Now, that’s finished. We wrote and submitted a paper with our findings alongside collaborators in Oregon, Germany and Missouri. The Annals of the New York Academy of Sciences reviewed and accepted it, and it’s finally published. The craziest part is that on an author line including many people with doctorates, my name gets to go first because I put the most time into the project in the last three years leading up to its publication. It’s a big achievement, and with any big achievement comes a story.
In Professor Petersen’s office, two floors below our lab space, we read over everything one last time before hitting submit. With our names on this thing, we cannot have any glaring typos haunting us after we hit the big button and send it off to reviewers. We also read through our messages to reviewers. These three scientists requested that we do all sorts of different experiments, enough to take another year of lab work. We are resubmitting the paper with a lot more data, but not nearly as much as they are asking for.
This is to be expected; you can’t please everyone.

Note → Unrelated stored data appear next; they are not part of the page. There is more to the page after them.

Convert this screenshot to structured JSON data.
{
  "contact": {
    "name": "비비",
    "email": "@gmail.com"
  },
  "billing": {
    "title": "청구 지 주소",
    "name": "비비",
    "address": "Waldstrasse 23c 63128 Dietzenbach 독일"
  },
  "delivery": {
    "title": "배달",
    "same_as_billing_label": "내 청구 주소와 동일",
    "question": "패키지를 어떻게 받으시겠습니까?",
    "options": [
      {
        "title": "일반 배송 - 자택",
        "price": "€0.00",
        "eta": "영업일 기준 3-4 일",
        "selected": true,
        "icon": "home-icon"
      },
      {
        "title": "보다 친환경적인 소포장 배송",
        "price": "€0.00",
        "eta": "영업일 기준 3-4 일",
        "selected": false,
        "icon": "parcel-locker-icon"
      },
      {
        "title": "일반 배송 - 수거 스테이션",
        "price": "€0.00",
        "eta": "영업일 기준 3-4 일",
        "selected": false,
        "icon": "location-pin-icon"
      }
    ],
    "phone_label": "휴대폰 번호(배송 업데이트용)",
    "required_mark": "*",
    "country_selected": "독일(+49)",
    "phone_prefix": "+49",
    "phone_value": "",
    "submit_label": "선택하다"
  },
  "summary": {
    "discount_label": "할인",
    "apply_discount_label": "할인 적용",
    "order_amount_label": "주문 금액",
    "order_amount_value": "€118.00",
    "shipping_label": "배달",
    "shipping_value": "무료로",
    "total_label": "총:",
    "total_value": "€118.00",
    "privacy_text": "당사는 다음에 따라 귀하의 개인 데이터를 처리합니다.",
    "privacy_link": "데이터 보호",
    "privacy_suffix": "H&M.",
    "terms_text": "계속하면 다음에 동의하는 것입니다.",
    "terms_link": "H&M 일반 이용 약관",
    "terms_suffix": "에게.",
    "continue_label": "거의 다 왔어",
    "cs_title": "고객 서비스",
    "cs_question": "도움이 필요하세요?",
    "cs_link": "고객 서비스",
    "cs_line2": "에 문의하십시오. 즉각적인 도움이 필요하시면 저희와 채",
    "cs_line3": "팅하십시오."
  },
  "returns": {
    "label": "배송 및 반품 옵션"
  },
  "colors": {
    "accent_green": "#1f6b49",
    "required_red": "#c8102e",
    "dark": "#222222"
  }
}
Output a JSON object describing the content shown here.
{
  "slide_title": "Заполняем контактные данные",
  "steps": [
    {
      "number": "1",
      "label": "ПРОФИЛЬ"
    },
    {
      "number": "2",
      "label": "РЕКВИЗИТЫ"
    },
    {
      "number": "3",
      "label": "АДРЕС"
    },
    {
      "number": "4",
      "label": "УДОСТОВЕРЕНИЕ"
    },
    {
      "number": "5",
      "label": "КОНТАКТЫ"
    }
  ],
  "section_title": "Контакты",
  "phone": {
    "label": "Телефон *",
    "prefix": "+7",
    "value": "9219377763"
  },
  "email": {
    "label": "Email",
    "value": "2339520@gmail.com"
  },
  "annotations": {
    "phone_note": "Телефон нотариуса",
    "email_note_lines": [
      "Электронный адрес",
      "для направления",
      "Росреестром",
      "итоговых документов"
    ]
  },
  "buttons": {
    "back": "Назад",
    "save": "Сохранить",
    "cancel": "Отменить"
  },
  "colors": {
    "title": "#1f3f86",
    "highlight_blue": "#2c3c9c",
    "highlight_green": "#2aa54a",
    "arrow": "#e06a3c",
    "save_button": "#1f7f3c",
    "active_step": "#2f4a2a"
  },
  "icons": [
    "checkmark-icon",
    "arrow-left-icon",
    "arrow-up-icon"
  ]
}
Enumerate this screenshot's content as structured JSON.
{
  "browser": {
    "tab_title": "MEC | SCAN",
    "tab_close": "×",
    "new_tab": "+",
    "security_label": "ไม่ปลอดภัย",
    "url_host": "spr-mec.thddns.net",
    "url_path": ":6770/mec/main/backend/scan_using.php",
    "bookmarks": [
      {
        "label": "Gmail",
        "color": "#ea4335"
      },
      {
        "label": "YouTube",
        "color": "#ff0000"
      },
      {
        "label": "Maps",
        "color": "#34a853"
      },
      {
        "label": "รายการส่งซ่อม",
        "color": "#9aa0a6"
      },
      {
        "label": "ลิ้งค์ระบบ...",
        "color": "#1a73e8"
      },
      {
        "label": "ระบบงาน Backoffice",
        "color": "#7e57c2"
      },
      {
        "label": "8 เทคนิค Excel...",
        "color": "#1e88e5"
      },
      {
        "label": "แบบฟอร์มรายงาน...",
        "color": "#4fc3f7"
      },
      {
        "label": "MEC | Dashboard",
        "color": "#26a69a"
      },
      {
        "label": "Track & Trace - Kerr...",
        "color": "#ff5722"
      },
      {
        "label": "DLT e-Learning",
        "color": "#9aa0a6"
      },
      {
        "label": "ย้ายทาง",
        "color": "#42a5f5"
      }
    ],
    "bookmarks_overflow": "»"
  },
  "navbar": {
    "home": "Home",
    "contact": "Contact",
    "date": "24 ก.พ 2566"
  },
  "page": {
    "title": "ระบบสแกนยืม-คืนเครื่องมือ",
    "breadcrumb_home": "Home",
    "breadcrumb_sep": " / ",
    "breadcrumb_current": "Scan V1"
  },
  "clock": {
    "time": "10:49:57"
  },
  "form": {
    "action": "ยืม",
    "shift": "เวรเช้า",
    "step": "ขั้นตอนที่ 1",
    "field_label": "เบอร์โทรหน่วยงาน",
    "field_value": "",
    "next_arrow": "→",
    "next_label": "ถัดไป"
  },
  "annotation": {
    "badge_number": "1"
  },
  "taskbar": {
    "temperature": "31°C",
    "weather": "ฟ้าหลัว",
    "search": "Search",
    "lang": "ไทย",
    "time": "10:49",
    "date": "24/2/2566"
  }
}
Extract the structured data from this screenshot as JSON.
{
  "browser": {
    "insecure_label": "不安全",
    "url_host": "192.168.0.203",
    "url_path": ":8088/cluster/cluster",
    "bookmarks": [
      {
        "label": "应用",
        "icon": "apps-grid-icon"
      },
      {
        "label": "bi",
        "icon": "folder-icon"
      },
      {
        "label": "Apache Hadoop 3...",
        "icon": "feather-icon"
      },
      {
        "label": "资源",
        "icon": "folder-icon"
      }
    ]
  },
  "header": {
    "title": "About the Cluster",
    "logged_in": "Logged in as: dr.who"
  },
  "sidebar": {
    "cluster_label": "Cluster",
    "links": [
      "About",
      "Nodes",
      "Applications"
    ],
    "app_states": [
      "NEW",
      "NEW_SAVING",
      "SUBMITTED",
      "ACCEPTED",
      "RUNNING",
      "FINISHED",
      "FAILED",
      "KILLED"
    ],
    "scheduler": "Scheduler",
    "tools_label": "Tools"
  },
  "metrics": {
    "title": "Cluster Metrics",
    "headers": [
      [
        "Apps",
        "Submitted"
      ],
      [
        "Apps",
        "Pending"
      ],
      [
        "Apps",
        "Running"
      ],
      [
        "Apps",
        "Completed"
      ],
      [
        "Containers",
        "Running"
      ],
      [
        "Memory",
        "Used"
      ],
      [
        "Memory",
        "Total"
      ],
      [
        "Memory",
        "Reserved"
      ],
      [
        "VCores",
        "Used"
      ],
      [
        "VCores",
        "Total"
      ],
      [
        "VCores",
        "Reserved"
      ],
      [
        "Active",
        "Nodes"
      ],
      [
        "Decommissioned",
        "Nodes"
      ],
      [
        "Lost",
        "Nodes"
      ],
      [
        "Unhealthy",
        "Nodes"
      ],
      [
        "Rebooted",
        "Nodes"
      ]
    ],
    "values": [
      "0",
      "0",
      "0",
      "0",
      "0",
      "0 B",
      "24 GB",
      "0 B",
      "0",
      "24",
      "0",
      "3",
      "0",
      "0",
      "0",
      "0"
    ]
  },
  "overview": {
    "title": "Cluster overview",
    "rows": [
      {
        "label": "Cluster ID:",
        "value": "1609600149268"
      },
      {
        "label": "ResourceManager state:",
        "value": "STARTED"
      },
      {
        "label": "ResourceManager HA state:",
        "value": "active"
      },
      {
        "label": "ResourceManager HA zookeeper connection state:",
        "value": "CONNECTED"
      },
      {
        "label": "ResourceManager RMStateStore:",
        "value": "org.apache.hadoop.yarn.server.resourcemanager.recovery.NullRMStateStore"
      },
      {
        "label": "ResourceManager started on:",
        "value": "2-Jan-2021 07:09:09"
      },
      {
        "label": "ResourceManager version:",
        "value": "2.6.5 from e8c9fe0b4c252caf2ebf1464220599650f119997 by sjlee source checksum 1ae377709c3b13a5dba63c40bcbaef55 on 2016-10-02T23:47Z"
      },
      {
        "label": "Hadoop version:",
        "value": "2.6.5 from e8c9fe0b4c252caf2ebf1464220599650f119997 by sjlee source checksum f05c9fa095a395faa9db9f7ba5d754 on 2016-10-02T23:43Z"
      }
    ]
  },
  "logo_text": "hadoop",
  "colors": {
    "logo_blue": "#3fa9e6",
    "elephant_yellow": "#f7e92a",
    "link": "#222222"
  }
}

However, it’s important that they know exactly why we aren’t going to please them. In terms of our scientific rationale, some experiments are just out of the scope of our project. One reviewer loved our paper, another hated it, another thought we had a few things to improve. We have no clue if the thing we have poured our lives into will be accepted for publication, but right now all we can do is check for typos.
Professor Petersen let me hit the submit button, but only after I waited a second so she could get a video on her phone to send to her friends. It’s an incredibly anticlimactic button. It just takes you to a submission received page that you quickly close out of. I sat in her chair and shrugged and asked her what to do now. It was 3 p.m. on a Tuesday. Quickly, we decided that submitting a paper was grounds for drinks at the Village Inn, on her. I found my lab mates and we practically skipped to the VI, so happy to be finally finished with some undetermined portion of the long process of publication. We sat down at a booth with nervous excitement about what could happen next.
At 4:11 a.m. on Sept. 17, our paper was accepted for publication. I was sick that day, and I needed to email Professor Petersen about the assignment I had due for her class. But when I opened up my email that morning, there was clearly something more exciting to talk about. Later that week, she brought a cake to our lab meeting topped with “Bradley et al.” alongside her zebrafish-painted champagne glasses (for sparkling non-alcoholic cider on special occasions). After toasting to the paper and taking pictures, we ate cake. I’ve eaten a lot of cake in lab meeting. We celebrate all sorts of things with cake: birthdays, graduate school acceptances, the end of summer science. Although, this time, sitting there eating the cake with my name on it, felt special in a different way. I owe so much to Professor Petersen, and I couldn’t be more grateful to everyone I’ve gotten to celebrate with through the years.